Friday, November 26, 2010

There’s good news, and there’s bad news …

On the good news front is the ever-increasing number of plaques and memorials commemorating rock landmarks that are appearing in London. However, counter-balancing this is the ever-existing threat of closure of other equally important sites, or worse, their possible destruction.

October was an exceptional month. Not only did Lennon finally get recognition (see my last post), but Beatles manager, Brian Epstein has his name attached to a wall. Interestingly, the site chosen was in Monmouth Street, on the edge of Covent Garden. While this was undoubtedly an important place in Brian’s career, with it being NEMS first London office, there are several other buildings that arguably deserved association with him. There’s Chapel Street for example, where he died. Or perhaps Sutherland House, another former office of Brian Epstein’s NEMS organisation, where John Lennon made his famous remark in 1966 that the Beatles were “bigger than Jesus”. Presumably, it’s all determined who is willing to have a plaque on their frontage.

There aren’t many interiors that celebrate their rock heritage so the new room that the Clissold Arms in Muswell Hill has dedicate to its Kinks history is to be applauded. This pub, standing literally opposite the Davies brother’s Demark Terrace home, was the site of the first performance by the band that was later to find fame as the Kinks.
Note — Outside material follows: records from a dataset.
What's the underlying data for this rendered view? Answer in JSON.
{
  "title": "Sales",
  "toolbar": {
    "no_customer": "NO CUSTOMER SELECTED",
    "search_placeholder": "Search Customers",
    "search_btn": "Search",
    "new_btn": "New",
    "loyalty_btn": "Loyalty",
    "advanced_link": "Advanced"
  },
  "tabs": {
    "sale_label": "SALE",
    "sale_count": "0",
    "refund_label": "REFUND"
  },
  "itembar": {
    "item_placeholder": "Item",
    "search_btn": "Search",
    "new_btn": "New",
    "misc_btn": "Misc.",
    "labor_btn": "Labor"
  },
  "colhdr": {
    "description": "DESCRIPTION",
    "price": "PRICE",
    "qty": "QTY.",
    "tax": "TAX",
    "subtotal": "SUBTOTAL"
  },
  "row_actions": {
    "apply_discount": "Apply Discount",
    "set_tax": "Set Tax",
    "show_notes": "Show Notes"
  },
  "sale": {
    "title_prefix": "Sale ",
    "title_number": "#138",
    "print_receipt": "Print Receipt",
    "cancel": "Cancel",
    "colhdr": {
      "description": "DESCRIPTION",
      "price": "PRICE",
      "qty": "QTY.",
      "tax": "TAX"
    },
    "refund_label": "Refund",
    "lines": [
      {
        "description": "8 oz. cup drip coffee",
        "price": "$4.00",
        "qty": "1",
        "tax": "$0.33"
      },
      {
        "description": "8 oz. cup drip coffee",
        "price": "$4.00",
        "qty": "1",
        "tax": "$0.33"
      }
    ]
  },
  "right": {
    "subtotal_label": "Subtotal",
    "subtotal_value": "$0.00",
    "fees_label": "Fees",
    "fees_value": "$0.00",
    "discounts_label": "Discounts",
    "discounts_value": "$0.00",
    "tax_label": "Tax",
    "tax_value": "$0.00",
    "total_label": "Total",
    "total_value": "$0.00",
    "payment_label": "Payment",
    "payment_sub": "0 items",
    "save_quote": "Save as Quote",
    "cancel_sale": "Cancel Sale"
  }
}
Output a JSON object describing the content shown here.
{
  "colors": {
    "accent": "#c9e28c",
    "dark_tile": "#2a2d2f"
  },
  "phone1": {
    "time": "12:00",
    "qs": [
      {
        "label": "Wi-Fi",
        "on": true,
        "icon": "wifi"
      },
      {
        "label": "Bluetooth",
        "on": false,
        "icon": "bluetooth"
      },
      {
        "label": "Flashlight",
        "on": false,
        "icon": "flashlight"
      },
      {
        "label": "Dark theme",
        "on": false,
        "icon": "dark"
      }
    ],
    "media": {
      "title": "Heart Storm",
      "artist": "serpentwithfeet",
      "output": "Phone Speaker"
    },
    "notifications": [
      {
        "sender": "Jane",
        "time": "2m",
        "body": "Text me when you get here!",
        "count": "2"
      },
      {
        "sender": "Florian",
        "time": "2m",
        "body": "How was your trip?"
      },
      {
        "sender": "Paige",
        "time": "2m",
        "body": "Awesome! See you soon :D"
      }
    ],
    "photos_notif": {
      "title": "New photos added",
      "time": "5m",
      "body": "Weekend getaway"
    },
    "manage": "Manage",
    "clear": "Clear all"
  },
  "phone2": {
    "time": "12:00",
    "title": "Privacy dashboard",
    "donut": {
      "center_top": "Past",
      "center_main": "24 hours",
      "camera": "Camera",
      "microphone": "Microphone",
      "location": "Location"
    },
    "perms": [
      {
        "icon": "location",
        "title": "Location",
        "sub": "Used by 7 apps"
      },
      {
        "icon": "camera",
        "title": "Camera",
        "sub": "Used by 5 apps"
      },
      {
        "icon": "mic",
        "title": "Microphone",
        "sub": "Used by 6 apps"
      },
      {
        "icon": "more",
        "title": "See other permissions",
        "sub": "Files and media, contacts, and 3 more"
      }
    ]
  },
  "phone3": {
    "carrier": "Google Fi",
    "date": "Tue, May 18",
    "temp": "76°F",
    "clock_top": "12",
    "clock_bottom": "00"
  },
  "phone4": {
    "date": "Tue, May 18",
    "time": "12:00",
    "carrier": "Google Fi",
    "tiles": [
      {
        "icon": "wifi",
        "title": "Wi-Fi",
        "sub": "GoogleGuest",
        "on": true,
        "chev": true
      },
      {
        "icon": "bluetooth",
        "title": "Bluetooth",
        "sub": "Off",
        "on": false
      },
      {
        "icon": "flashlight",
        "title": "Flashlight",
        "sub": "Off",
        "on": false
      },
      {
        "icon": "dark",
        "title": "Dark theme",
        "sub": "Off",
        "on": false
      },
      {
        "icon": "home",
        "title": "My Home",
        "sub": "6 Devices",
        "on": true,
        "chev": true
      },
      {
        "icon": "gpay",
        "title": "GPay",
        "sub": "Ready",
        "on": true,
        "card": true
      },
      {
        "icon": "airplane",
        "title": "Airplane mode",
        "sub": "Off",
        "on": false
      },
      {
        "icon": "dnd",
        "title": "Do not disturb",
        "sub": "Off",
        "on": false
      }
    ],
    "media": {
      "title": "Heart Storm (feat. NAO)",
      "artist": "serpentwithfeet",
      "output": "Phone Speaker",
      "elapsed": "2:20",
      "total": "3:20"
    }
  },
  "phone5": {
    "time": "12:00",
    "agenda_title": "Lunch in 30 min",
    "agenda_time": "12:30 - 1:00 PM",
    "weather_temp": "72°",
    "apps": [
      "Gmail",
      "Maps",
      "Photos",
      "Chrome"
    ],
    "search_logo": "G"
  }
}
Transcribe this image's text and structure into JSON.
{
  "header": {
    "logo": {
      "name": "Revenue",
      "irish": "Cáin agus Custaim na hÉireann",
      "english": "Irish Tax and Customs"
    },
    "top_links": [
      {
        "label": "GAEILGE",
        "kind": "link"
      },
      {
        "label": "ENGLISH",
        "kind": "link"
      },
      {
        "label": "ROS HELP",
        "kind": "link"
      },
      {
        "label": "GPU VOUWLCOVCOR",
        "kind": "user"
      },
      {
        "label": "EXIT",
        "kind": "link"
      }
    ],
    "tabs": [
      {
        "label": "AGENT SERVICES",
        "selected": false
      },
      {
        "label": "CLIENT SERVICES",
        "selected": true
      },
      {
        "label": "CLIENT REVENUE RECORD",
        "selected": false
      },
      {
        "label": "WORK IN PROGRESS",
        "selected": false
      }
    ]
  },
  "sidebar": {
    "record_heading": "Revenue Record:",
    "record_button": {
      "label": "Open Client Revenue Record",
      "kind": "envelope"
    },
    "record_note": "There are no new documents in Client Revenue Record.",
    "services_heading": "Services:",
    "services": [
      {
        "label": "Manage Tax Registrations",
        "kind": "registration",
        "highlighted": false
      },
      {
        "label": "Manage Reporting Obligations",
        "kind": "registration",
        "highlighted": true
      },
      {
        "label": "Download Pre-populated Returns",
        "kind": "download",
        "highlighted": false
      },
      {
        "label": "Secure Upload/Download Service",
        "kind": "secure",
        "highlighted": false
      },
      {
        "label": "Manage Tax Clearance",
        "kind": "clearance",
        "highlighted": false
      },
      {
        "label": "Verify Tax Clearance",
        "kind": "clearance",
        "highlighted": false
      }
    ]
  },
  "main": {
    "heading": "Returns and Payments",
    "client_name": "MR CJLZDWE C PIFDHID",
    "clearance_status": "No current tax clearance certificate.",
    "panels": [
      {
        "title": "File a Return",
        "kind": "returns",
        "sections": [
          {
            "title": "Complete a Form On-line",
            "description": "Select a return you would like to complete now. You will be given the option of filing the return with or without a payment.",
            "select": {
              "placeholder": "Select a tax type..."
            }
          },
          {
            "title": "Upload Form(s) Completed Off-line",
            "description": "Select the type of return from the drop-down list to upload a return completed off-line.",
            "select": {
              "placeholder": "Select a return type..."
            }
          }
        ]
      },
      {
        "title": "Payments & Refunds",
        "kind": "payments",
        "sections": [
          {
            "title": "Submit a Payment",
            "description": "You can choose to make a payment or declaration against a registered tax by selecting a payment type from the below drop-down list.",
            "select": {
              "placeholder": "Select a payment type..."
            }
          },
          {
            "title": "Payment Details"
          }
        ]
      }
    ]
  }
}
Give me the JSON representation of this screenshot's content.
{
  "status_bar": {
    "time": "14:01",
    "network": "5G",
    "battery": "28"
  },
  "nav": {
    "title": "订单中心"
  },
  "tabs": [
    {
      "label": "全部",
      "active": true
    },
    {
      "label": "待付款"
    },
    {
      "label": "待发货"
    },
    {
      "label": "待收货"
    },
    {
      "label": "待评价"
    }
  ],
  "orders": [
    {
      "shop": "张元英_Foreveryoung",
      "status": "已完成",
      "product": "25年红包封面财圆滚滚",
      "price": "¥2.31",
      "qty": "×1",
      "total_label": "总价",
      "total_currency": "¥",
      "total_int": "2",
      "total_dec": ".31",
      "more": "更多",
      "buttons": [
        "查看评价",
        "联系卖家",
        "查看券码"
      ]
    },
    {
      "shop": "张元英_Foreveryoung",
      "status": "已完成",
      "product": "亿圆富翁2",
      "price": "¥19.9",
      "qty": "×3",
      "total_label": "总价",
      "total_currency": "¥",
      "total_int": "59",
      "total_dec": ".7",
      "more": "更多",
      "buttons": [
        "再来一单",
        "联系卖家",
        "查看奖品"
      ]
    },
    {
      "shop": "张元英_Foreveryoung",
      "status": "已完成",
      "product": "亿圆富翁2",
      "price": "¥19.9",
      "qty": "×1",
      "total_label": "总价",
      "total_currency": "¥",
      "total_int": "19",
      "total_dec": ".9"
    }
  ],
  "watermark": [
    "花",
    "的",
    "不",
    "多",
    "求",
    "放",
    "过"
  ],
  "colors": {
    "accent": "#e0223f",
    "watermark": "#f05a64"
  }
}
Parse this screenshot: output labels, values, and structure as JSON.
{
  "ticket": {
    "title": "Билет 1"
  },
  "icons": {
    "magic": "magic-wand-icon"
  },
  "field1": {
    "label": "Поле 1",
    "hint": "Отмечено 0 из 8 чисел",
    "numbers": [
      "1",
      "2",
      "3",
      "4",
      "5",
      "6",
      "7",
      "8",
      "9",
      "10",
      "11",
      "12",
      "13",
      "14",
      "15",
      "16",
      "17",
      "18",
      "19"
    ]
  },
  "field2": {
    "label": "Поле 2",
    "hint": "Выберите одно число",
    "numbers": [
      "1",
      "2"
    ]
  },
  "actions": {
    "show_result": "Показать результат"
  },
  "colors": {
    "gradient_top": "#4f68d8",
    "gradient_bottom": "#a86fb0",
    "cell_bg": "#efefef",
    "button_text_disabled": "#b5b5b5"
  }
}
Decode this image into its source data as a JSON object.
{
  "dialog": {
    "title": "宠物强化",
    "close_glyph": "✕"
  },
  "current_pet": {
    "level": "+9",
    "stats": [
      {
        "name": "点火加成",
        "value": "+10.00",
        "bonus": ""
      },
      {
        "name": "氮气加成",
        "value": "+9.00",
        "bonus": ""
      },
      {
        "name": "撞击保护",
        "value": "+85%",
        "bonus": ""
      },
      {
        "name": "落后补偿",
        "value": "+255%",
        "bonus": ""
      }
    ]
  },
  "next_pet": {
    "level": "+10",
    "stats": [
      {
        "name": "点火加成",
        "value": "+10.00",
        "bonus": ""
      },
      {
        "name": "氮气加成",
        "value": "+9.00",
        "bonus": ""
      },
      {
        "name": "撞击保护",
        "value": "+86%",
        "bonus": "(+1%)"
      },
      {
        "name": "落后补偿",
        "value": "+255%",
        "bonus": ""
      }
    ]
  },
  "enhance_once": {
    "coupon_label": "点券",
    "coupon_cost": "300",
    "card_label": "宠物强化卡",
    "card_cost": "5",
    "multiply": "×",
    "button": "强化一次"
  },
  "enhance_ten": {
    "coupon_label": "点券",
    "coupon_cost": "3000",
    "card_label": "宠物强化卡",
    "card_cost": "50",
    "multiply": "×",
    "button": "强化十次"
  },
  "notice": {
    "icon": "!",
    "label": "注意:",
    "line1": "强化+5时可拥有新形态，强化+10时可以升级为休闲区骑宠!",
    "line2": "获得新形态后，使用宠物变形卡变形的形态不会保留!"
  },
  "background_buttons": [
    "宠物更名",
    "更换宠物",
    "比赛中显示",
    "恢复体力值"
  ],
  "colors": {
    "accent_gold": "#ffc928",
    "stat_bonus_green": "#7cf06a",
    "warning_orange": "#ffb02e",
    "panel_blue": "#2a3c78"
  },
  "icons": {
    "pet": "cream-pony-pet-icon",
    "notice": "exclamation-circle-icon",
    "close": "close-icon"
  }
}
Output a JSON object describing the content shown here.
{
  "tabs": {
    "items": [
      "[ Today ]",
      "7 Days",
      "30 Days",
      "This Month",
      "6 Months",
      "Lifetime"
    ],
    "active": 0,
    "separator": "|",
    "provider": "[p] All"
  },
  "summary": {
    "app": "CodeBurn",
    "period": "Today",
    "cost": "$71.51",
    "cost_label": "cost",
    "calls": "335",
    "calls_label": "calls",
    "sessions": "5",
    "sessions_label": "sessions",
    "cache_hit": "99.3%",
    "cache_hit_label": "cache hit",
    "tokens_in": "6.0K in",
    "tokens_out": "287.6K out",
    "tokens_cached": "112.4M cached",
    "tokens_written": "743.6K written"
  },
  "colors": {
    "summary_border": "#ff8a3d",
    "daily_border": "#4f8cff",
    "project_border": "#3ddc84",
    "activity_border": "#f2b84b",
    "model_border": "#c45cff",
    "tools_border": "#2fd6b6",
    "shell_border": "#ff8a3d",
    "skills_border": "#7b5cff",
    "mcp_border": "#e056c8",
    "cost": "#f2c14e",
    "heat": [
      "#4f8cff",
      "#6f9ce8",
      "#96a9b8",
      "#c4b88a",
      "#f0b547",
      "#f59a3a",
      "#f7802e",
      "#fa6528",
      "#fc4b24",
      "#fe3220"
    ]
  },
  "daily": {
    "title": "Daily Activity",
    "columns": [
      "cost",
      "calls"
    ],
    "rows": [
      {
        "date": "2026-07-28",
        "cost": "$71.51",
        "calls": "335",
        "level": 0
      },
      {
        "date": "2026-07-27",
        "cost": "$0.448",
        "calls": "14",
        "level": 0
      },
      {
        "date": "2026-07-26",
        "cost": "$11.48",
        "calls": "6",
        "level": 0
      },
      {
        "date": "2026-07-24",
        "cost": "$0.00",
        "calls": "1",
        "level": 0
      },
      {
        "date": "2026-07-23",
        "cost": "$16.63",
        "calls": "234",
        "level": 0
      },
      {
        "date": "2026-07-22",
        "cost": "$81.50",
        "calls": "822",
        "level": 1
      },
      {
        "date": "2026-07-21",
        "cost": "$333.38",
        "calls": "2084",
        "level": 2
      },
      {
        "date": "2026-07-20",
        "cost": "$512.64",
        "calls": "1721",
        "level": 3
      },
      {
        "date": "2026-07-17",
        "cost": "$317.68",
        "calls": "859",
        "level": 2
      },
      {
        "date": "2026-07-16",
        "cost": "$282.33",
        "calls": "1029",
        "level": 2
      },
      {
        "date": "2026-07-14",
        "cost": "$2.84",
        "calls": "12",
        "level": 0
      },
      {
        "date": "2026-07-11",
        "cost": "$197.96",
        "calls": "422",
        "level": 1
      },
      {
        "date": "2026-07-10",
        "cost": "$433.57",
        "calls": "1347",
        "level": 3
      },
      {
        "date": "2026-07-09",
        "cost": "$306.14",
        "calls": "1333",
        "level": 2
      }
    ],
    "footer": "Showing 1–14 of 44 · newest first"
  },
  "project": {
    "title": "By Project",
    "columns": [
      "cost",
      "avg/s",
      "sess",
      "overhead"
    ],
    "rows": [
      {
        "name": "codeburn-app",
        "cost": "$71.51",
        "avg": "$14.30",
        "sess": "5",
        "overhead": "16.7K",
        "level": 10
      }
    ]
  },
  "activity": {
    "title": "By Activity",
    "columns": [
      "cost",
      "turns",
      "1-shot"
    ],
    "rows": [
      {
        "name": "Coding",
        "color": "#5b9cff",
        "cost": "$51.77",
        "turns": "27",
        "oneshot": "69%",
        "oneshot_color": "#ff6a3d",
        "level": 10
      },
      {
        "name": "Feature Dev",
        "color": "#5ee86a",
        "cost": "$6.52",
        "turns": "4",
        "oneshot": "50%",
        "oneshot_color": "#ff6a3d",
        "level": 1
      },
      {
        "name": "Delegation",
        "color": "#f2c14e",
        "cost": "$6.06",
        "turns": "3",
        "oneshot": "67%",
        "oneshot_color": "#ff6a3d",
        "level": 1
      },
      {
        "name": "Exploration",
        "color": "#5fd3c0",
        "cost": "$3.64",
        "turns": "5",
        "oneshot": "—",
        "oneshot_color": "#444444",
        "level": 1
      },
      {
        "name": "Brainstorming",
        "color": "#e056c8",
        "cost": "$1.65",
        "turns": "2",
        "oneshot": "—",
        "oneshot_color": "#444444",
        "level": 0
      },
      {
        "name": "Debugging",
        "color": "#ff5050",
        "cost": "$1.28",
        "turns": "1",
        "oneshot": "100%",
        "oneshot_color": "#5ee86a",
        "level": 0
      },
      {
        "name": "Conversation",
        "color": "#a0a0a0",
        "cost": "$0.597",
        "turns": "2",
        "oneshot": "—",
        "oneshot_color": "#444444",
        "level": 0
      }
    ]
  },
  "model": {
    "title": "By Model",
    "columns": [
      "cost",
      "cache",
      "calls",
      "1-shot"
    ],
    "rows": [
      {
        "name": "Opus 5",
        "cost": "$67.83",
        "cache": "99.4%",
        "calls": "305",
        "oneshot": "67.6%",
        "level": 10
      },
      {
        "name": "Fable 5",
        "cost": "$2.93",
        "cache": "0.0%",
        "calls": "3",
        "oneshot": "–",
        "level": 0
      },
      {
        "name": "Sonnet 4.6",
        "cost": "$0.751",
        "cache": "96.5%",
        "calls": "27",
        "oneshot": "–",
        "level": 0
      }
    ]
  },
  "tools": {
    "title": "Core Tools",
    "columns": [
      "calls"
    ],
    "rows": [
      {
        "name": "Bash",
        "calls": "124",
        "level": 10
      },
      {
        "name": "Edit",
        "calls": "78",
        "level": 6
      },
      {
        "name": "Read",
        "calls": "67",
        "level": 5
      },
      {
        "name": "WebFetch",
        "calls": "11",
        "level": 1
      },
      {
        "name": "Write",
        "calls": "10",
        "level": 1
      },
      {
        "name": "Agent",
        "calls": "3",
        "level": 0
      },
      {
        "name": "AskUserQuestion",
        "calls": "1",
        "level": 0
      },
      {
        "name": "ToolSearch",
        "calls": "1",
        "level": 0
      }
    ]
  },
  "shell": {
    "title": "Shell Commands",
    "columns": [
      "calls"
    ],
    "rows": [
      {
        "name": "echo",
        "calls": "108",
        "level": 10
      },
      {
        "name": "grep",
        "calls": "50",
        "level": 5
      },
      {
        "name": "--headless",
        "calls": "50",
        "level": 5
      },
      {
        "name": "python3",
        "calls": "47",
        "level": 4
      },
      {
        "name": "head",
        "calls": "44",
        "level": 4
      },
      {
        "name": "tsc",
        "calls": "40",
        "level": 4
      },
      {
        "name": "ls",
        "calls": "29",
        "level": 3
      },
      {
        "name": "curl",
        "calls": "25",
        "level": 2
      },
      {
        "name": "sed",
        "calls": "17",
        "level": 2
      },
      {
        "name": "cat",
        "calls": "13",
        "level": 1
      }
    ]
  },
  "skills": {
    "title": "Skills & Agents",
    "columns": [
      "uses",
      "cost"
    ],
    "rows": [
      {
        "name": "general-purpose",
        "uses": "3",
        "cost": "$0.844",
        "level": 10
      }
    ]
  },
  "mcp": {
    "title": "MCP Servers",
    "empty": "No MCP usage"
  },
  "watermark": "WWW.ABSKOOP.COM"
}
The pub owners have turned their large front room into a virtual shrine for the band, decorating it with press cuttings, photos and album covers. Apparently, the last owners were given some original memorabilia by Ray but it disappeared when the pub changed hands. Unfortunately, and understandably, Ray is unlikely to be as generous with his own heritage again.

Now to the bad news… this year we have already lost the great Olympic Studios in Barnes now the 100 Club is under threat. If it was to go, it’s not only heritage we’d lose but one of London’s current great venues. Standing eponymously on Oxford Street, the 100 Club has seen everyone from the Stones and Who through the Sex Pistols and Clash to Oasis on stage. In fact, it was one of the original launch pads of punk, hosting an infamous festival here in 1976. A night out here is truly a trip down the time tunnel as you descend the stairs to a beer-soaked, sticky-carpeted basement. It needs your support if its not to close: It'll definitely have mine of December 17 for The Pretty Things, and probably again late in the month for Wilco Jonhson (ex Dr Feelgood). What a great way to end the year!

Friday, November 19, 2010


It has been a long time coming but at last John Lennon has a commemorative 'Blue Plaque' on a London building. It was fittingly unveiled by Yoko Ono in October on the first home that she and John shared as a couple; 34 Montague Square.

The actual wording on the plaques certainly doesn't tell the full story of this monumental landmark. The ground floor and basement of this lovely central London Georgian period building had its first rock'n'roll resident in the shape of Ringo Star. There's a great photo of Paul and Ringo taken outside on their way to collect their MBEs. When Ringo decided to move out to the country, Jimi Hendrix and manager, ex-Animals bassist, Chas Chandler moved in, with their respective ladies.

Jimi was reputedly not the ideal tenant, as we heard from Jeff Dexter, who spent many an evening with Jimi there, at our recent Hendrix Commemorative weekend. It was while living there that Jimi wrote 'The Wind Cries Mary'.

Anyway, Jimi's exit led to John's Liverpool-based mother-in-law moving in. But this was but for a brief interlude as John's split from first wife, Cynthia, meant that John now required a new place to stay himself. Montague Square thus became John and Yoko's first, and in fact last, home in London before upping sticks for NYC.

Behind these basic facts, however, there's a raft of stories, other players and rock history and legend. Paul worked at a studio in the basement, starting work on Eleanor Rigby; American author William Burroughs also recorded here; and the infamous photo of a naked John and Yoko, taken for the front of the Two Virgins album was shot here.

We'd like to think that all those who have signed our petition while on a tour over these past few years (and there were over 5000 of you from a total) of 52 countries worldwide) has contributed to this honour for John Lennon.

So that's two Blue Plaques now; John and Jimi. There are other commemorative plaques, of course, (see my next posting) but these are 'unofficial'. Who, or what, would you like to see commemorated from rock's heritage?